Jesús, el hijo del hombre 2
Romanus,poeta griego
Jesús el lírico
Jesús era poeta. Miraba para nuestros ojos y oía para nuestros oídos. Nuestras palabras mudas estaban siempre presentes en sus labios. Sus dedos tocaban lo que no alcanzamos nosotros a sentir.
De su alma volaban innumerables pájaros cantores; unos hacia el norte y otros hacia el sur. Las bellas y perfumadas flores que bordeaban y circundaban los caminos y los collados, dibujaban una línea divisoria por la cual debía dirigir sus pasos y seguir camino en el firmamento.
¡Cuántas veces lo he visto inclinarse para tocar las húmedas hierbas!, escuchándolo en mi corazón dialogar así con ellas: «¡Oh pequeñas y verdes hierbecillas, vosotras estaréis en mi Reino, conmigo; como la encina de Bizán y el cedro del Líbano!»
Amaba todo lo que era bello en este mundo: el rubor en el rostro de los niños, la mirra y la resina del sur. Aceptaba con amor una granada o un vaso de vino que se le ofrendara con amor; y no le preocupaba que viniera de un humilde extraño en la posada o de un rico hospedaje. Amaba las flores del almendro; lo vi una vez recogerlas con sus manos v cubrir su rostro con sus pétalos. Parecía desear que su amor alcanzara a todos los árboles de la Tierra.
Conoció el mar y los cielos. Habló de las perlas cuya luz no proviene de nuestra luz; y de los astros que vigilan nuestra noche. Conoció las montañas tal como las conocen las águilas, y los valles tanto como los conocieron los arroyos y los manantiales. Había un desierto en su silencio y un vasto vergel en sus palabras.

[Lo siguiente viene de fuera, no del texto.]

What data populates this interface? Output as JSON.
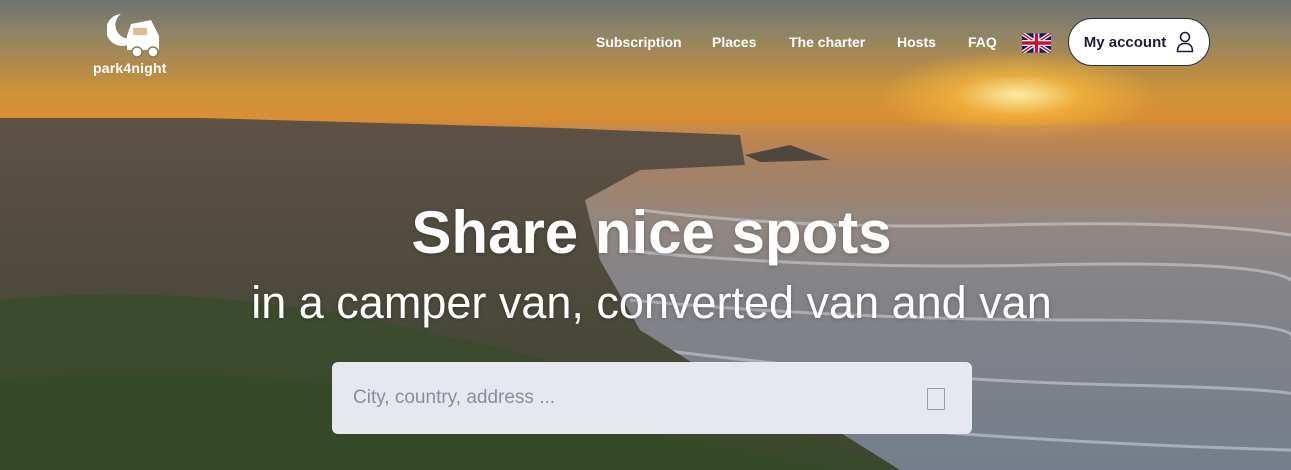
{
  "logo": {
    "text": "park4night",
    "icon": "camper-moon-logo-icon"
  },
  "nav": {
    "items": [
      {
        "label": "Subscription"
      },
      {
        "label": "Places"
      },
      {
        "label": "The charter"
      },
      {
        "label": "Hosts"
      },
      {
        "label": "FAQ"
      }
    ],
    "language_flag": "uk-flag-icon"
  },
  "account": {
    "label": "My account",
    "icon": "user-icon"
  },
  "hero": {
    "headline": "Share nice spots",
    "subline": "in a camper van, converted van and van"
  },
  "search": {
    "placeholder": "City, country, address ...",
    "button_icon": "search-submit-icon",
    "value": ""
  },
  "colors": {
    "sun": "#ffd27a",
    "sky": "#d98f35",
    "sea": "#7b7f85",
    "search_bg": "#e7e8ef",
    "account_text": "#1c1c3a"
  }
}
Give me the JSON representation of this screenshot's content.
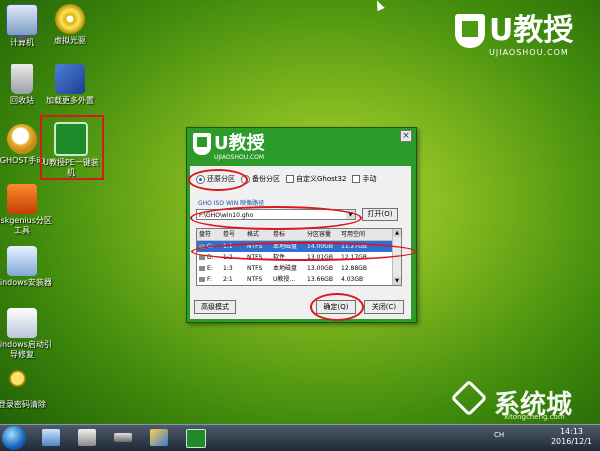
{
  "desktop": {
    "icons": [
      {
        "label": "计算机",
        "icon": "computer-icon"
      },
      {
        "label": "虚拟光驱",
        "icon": "virtual-drive-icon"
      },
      {
        "label": "回收站",
        "icon": "recycle-bin-icon"
      },
      {
        "label": "加载更多外置",
        "icon": "load-tools-icon"
      },
      {
        "label": "GHOST手动",
        "icon": "ghost-icon"
      },
      {
        "label": "U教授PE一键装机",
        "icon": "pe-installer-icon"
      },
      {
        "label": "Diskgenius分区工具",
        "icon": "diskgenius-icon"
      },
      {
        "label": "Windows安装器",
        "icon": "windows-installer-icon"
      },
      {
        "label": "Windows启动引导修复",
        "icon": "boot-repair-icon"
      },
      {
        "label": "登录密码清除",
        "icon": "password-clear-icon"
      }
    ]
  },
  "brand": {
    "title": "U教授",
    "subtitle": "UJIAOSHOU.COM"
  },
  "dialog": {
    "logo_title": "U教授",
    "logo_sub": "UJIAOSHOU.COM",
    "close_label": "×",
    "options": {
      "restore": "还原分区",
      "backup": "备份分区",
      "custom_ghost": "自定义Ghost32",
      "manual": "手动"
    },
    "path_label": "GHO ISO WIN 映像路径",
    "path_value": "F:\\GHO\\win10.gho",
    "open_button": "打开(O)",
    "table": {
      "headers": [
        "盘符",
        "卷号",
        "格式",
        "卷标",
        "分区容量",
        "可用空间"
      ],
      "rows": [
        {
          "cells": [
            "C:",
            "1:1",
            "NTFS",
            "本地磁盘",
            "14.00GB",
            "11.27GB"
          ],
          "selected": true
        },
        {
          "cells": [
            "D:",
            "1:2",
            "NTFS",
            "软件",
            "13.01GB",
            "12.17GB"
          ],
          "selected": false
        },
        {
          "cells": [
            "E:",
            "1:3",
            "NTFS",
            "本地磁盘",
            "13.00GB",
            "12.88GB"
          ],
          "selected": false
        },
        {
          "cells": [
            "F:",
            "2:1",
            "NTFS",
            "U教授...",
            "13.66GB",
            "4.03GB"
          ],
          "selected": false
        }
      ]
    },
    "advanced_button": "高级模式",
    "ok_button": "确定(Q)",
    "close_button": "关闭(C)"
  },
  "taskbar": {
    "lang": "CH",
    "clock_time": "14:13",
    "clock_date": "2016/12/1"
  },
  "watermark": {
    "text": "系统城",
    "site": "xitongcheng.com"
  },
  "colors": {
    "highlight": "#d8181c",
    "dialog_green": "#2c9b2a",
    "selection": "#2f6fd1"
  }
}
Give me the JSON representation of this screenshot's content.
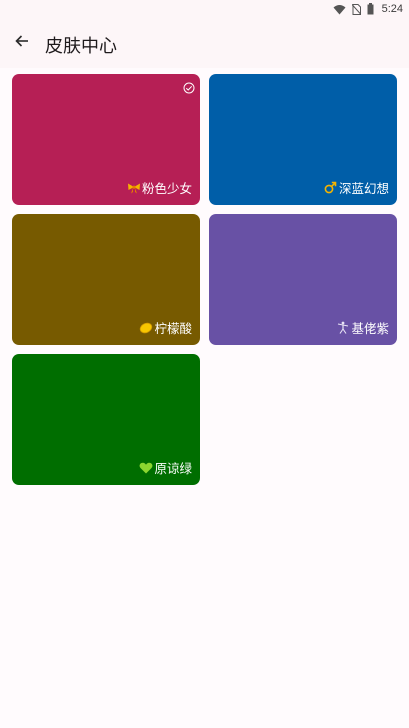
{
  "status_bar": {
    "time": "5:24",
    "icons": [
      "wifi-icon",
      "no-sim-icon",
      "battery-icon"
    ]
  },
  "app_bar": {
    "back_icon": "arrow-left-icon",
    "title": "皮肤中心"
  },
  "skins": [
    {
      "name": "粉色少女",
      "color": "#b61f55",
      "icon": "bow-icon",
      "selected": true
    },
    {
      "name": "深蓝幻想",
      "color": "#005ea8",
      "icon": "male-sign-icon",
      "selected": false
    },
    {
      "name": "柠檬酸",
      "color": "#775a00",
      "icon": "lemon-icon",
      "selected": false
    },
    {
      "name": "基佬紫",
      "color": "#6851a5",
      "icon": "dancer-icon",
      "selected": false
    },
    {
      "name": "原谅绿",
      "color": "#006e00",
      "icon": "green-heart-icon",
      "selected": false
    }
  ]
}
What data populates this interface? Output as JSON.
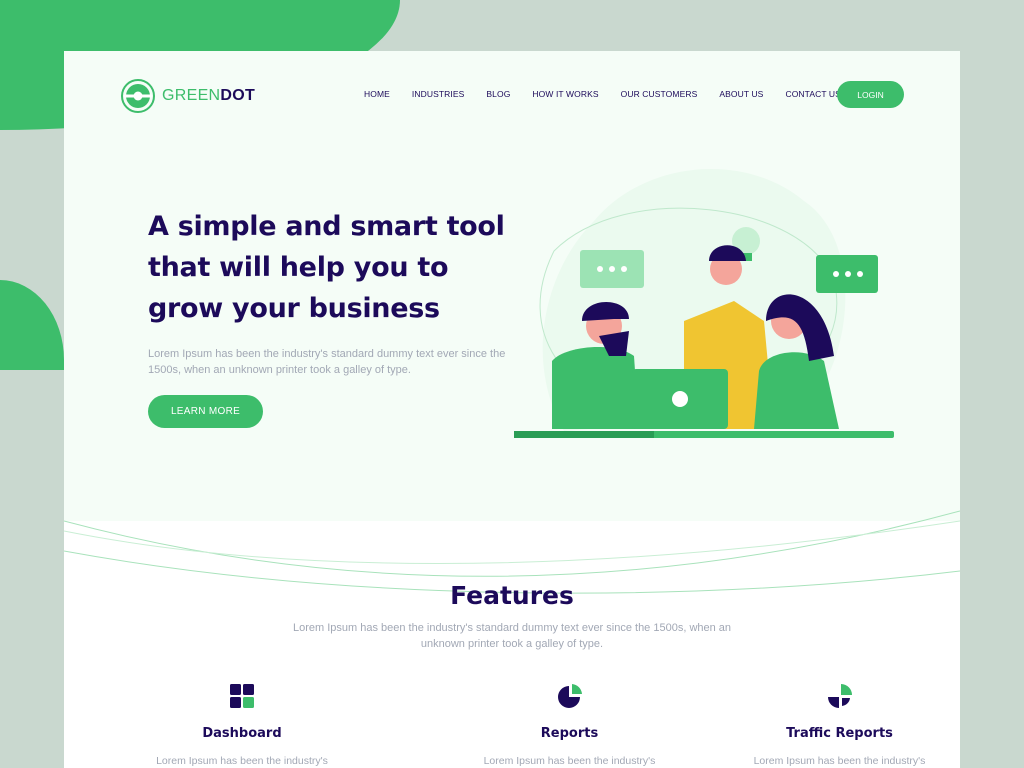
{
  "brand": {
    "name_light": "GREEN",
    "name_bold": "DOT"
  },
  "nav": {
    "items": [
      "HOME",
      "INDUSTRIES",
      "BLOG",
      "HOW IT WORKS",
      "OUR CUSTOMERS",
      "ABOUT US",
      "CONTACT US"
    ],
    "login": "LOGIN"
  },
  "hero": {
    "title": "A simple and smart tool that will help you to grow your business",
    "text": "Lorem Ipsum has been the industry's standard dummy text ever since the 1500s, when an unknown printer took a galley of type.",
    "cta": "LEARN MORE"
  },
  "features": {
    "title": "Features",
    "text": "Lorem Ipsum has been the industry's standard dummy text ever since the 1500s, when an unknown printer took a galley of type.",
    "cards": [
      {
        "icon": "dashboard-icon",
        "title": "Dashboard",
        "text": "Lorem Ipsum has been the industry's"
      },
      {
        "icon": "pie-chart-icon",
        "title": "Reports",
        "text": "Lorem Ipsum has been the industry's"
      },
      {
        "icon": "traffic-chart-icon",
        "title": "Traffic Reports",
        "text": "Lorem Ipsum has been the industry's"
      }
    ]
  },
  "colors": {
    "green": "#3dbd6b",
    "navy": "#1c0a5a",
    "backdrop": "#c9d8cf"
  }
}
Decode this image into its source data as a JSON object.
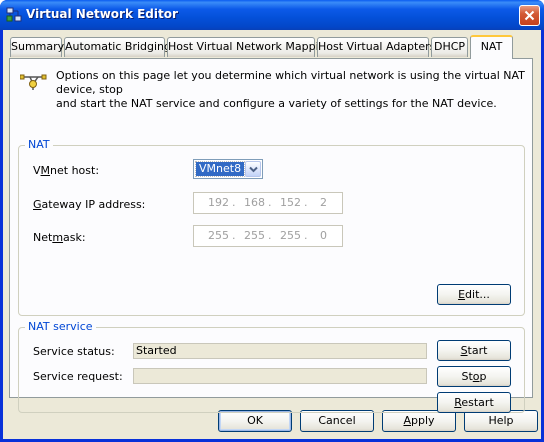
{
  "window": {
    "title": "Virtual Network Editor"
  },
  "tabs": [
    {
      "label": "Summary"
    },
    {
      "label": "Automatic Bridging"
    },
    {
      "label": "Host Virtual Network Mapping"
    },
    {
      "label": "Host Virtual Adapters"
    },
    {
      "label": "DHCP"
    },
    {
      "label": "NAT"
    }
  ],
  "active_tab": "NAT",
  "info": {
    "line1": "Options on this page let you determine which virtual network is using the virtual NAT device, stop",
    "line2": "and start the NAT service and configure a variety of settings for the NAT device."
  },
  "nat_group": {
    "legend": "NAT",
    "vmnet_host": {
      "label_pre": "V",
      "label_ul": "M",
      "label_post": "net host:",
      "value": "VMnet8"
    },
    "gateway": {
      "label_pre": "",
      "label_ul": "G",
      "label_post": "ateway IP address:",
      "octets": [
        "192",
        "168",
        "152",
        "2"
      ]
    },
    "netmask": {
      "label_pre": "Net",
      "label_ul": "m",
      "label_post": "ask:",
      "octets": [
        "255",
        "255",
        "255",
        "0"
      ]
    },
    "edit_button": {
      "pre": "",
      "ul": "E",
      "post": "dit..."
    }
  },
  "service_group": {
    "legend": "NAT service",
    "status_label": "Service status:",
    "status_value": "Started",
    "request_label": "Service request:",
    "request_value": "",
    "start_button": {
      "pre": "",
      "ul": "S",
      "post": "tart"
    },
    "stop_button": {
      "pre": "St",
      "ul": "o",
      "post": "p"
    },
    "restart_button": {
      "pre": "",
      "ul": "R",
      "post": "estart"
    }
  },
  "footer": {
    "ok": "OK",
    "cancel": "Cancel",
    "apply": {
      "pre": "",
      "ul": "A",
      "post": "pply"
    },
    "help": "Help"
  },
  "colors": {
    "title_bar": "#0a5cf1",
    "group_legend": "#0046d5",
    "selected_value_bg": "#316ac5",
    "active_tab_accent": "#ffc83c",
    "close_button": "#d35a36"
  },
  "icons": {
    "app": "network-editor-icon",
    "close": "close-icon",
    "info": "network-connector-icon",
    "dropdown": "chevron-down-icon"
  }
}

Jesús era un poeta cuyo corazón ha sido colocado por sobre el nuestro, y así como sus canciones fueron entonadas para nuestros oídos, asimismo otros oídos de otros pueblos las escucharon donde la Vida es juventud eterna y el Tiempo una constante Aurora.
Tiempo atrás yo me creía un poeta, pero cuando me detuve ante Él, en Betania, conocí el valor de aquel que pulsa un instrumento de una sola cuerda y la de aquel ante quien se rinden todos los instrumentos y todas las cuerdas con mansedumbre. En su voz se habían unido la risa de los truenos, las lágrimas de las lluvias y la danza de los vientos y de los árboles.
Desde que supe todo eso, mi cítara se convirtió en un instrumento de una sola cuerda, y mi voz no pudo más tejer recuerdos del pasado ni esperanzas del futuro. Es por eso que arrojé mi cítara y me callé para siempre, mas a cada hora crepuscular afino mis oídos para los cantares de Jesús, el príncipe de todos los poetas.